Given our VZ woes, I wondered why even with competition between cable and telephone service is so bad and perhaps the answer lies in the fact that there isn't enough competition. Local goverments seem to allow cable and telephone to operate using a franchise method that effectively gives the companies a local monopoly over its customers. Laying cables and as well as building up infrastructre for network communications is a capital intensive project which can be risky for public companies with an eye toward the next quarterly earnings. The bust in the telecom bubble where companies which did nothing but build infrastructure using the "field of dreams" model (if we build it they will come) and went bankrupt in the process has no doubt made companies even more averse to building up capacity in infrastructure.
Here is a proposal which may sound radical:
1. Have local, state and federal governments build the infrastrcture the costs shared by some formula financed by floating bonds to the market. The bonds should be able to receive investment grade rating based on the taxing capacity of the government.

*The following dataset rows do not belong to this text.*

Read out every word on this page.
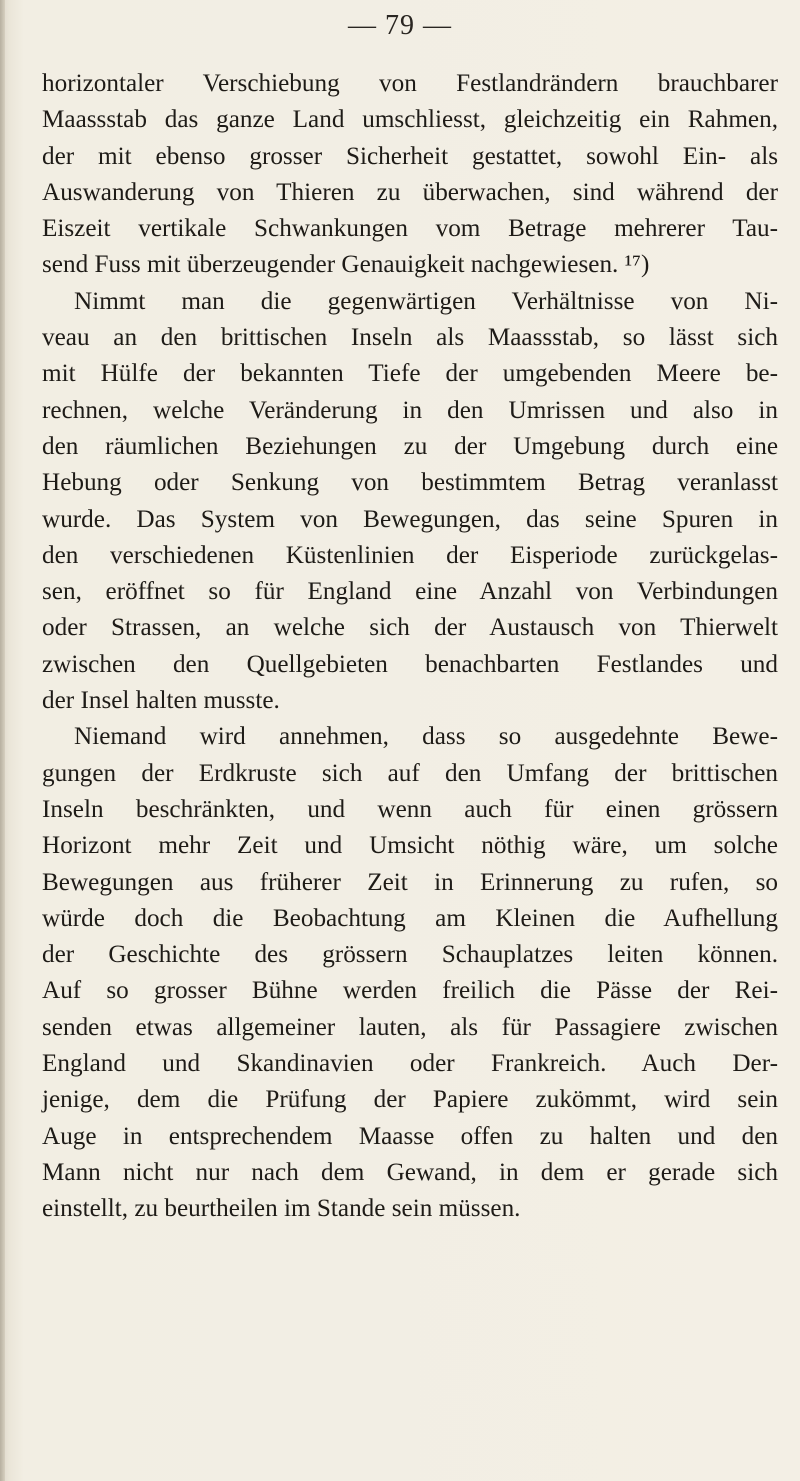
— 79 —
horizontaler Verschiebung von Festlandrändern brauchbarer
Maassstab das ganze Land umschliesst, gleichzeitig ein Rahmen,
der mit ebenso grosser Sicherheit gestattet, sowohl Ein- als
Auswanderung von Thieren zu überwachen, sind während der
Eiszeit vertikale Schwankungen vom Betrage mehrerer Tau-
send Fuss mit überzeugender Genauigkeit nachgewiesen. ¹⁷)
Nimmt man die gegenwärtigen Verhältnisse von Ni-
veau an den brittischen Inseln als Maassstab, so lässt sich
mit Hülfe der bekannten Tiefe der umgebenden Meere be-
rechnen, welche Veränderung in den Umrissen und also in
den räumlichen Beziehungen zu der Umgebung durch eine
Hebung oder Senkung von bestimmtem Betrag veranlasst
wurde. Das System von Bewegungen, das seine Spuren in
den verschiedenen Küstenlinien der Eisperiode zurückgelas-
sen, eröffnet so für England eine Anzahl von Verbindungen
oder Strassen, an welche sich der Austausch von Thierwelt
zwischen den Quellgebieten benachbarten Festlandes und
der Insel halten musste.
Niemand wird annehmen, dass so ausgedehnte Bewe-
gungen der Erdkruste sich auf den Umfang der brittischen
Inseln beschränkten, und wenn auch für einen grössern
Horizont mehr Zeit und Umsicht nöthig wäre, um solche
Bewegungen aus früherer Zeit in Erinnerung zu rufen, so
würde doch die Beobachtung am Kleinen die Aufhellung
der Geschichte des grössern Schauplatzes leiten können.
Auf so grosser Bühne werden freilich die Pässe der Rei-
senden etwas allgemeiner lauten, als für Passagiere zwischen
England und Skandinavien oder Frankreich. Auch Der-
jenige, dem die Prüfung der Papiere zukömmt, wird sein
Auge in entsprechendem Maasse offen zu halten und den
Mann nicht nur nach dem Gewand, in dem er gerade sich
einstellt, zu beurtheilen im Stande sein müssen.
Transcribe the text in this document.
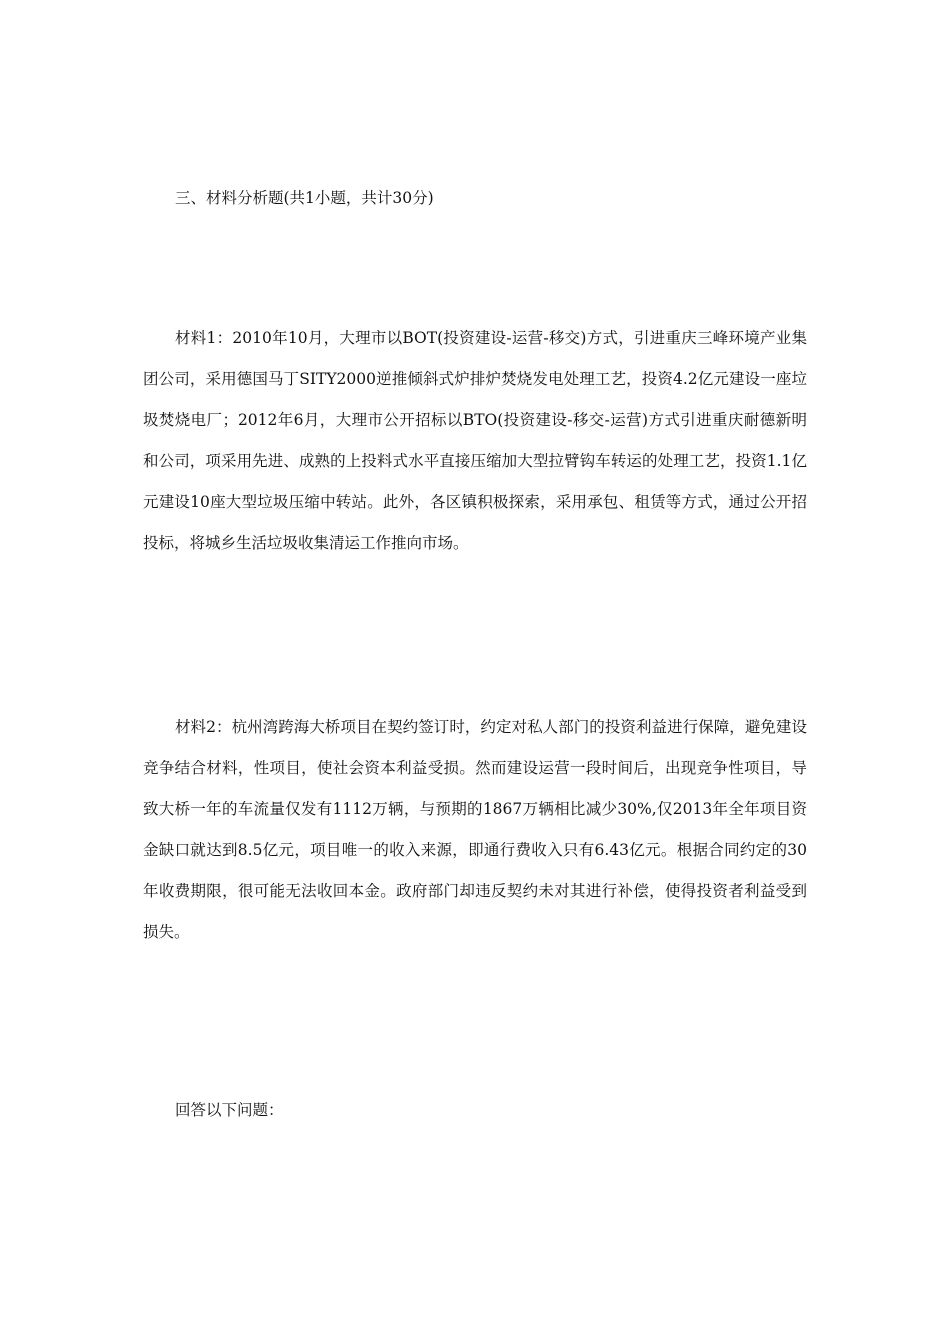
三、材料分析题(共1小题，共计30分)

材料1：2010年10月，大理市以BOT(投资建设-运营-移交)方式，引进重庆三峰环境产业集团公司，采用德国马丁SITY2000逆推倾斜式炉排炉焚烧发电处理工艺，投资4.2亿元建设一座垃圾焚烧电厂；2012年6月，大理市公开招标以BTO(投资建设-移交-运营)方式引进重庆耐德新明和公司，项采用先进、成熟的上投料式水平直接压缩加大型拉臂钩车转运的处理工艺，投资1.1亿元建设10座大型垃圾压缩中转站。此外，各区镇积极探索，采用承包、租赁等方式，通过公开招投标，将城乡生活垃圾收集清运工作推向市场。

材料2：杭州湾跨海大桥项目在契约签订时，约定对私人部门的投资利益进行保障，避免建设竞争结合材料，性项目，使社会资本利益受损。然而建设运营一段时间后，出现竞争性项目，导致大桥一年的车流量仅发有1112万辆，与预期的1867万辆相比减少30%,仅2013年全年项目资金缺口就达到8.5亿元，项目唯一的收入来源，即通行费收入只有6.43亿元。根据合同约定的30年收费期限，很可能无法收回本金。政府部门却违反契约未对其进行补偿，使得投资者利益受到损失。

回答以下问题：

2. Because government projects have a reputation for not being delivered on time, plan on rolling out fully functioning network infrastructures at a small and local level (e.g. county or town level) at fixed intervals, say every 5 years. This network is then auctioned off to pay down the debt on the bonds. The buyer of the networks is granted a fixed time to sell the services of the network (DSL, phone, TV) to the public -- again like a local monopoly.
3. Keep rolling out and auctioning off the network and paying down the debt. A parallel bond offering can also be made say, 10 years later to build another parallel network using the same model. This allows the newer network to use the latest technologies as well as build in redundancy in the networks as well as allows more competition over time.
4. Legacy networks can be scrapped or rebuilt and since this system is more or less self financing (assuming the proceeds from the auction can pay down the debt).
5. Companies that are willing to invest in new technologies to accompany a new network can be given preference in the auction (although this will result in some perverse incentives I'm sure).
This model is a little bit like building new roads and then selling the rights to collect tolls (for a limited time). The money collected from selling the rights can be used to build new roads.
1. Who maintains the network after it is sold?
2. There will be an incentive for the successful buyer of the network to charge a lot up front in the beginning because down the road a newer network will eventually challenge its dominance. This might be ameliorated by the current existing infrastructure but is not guaranteed.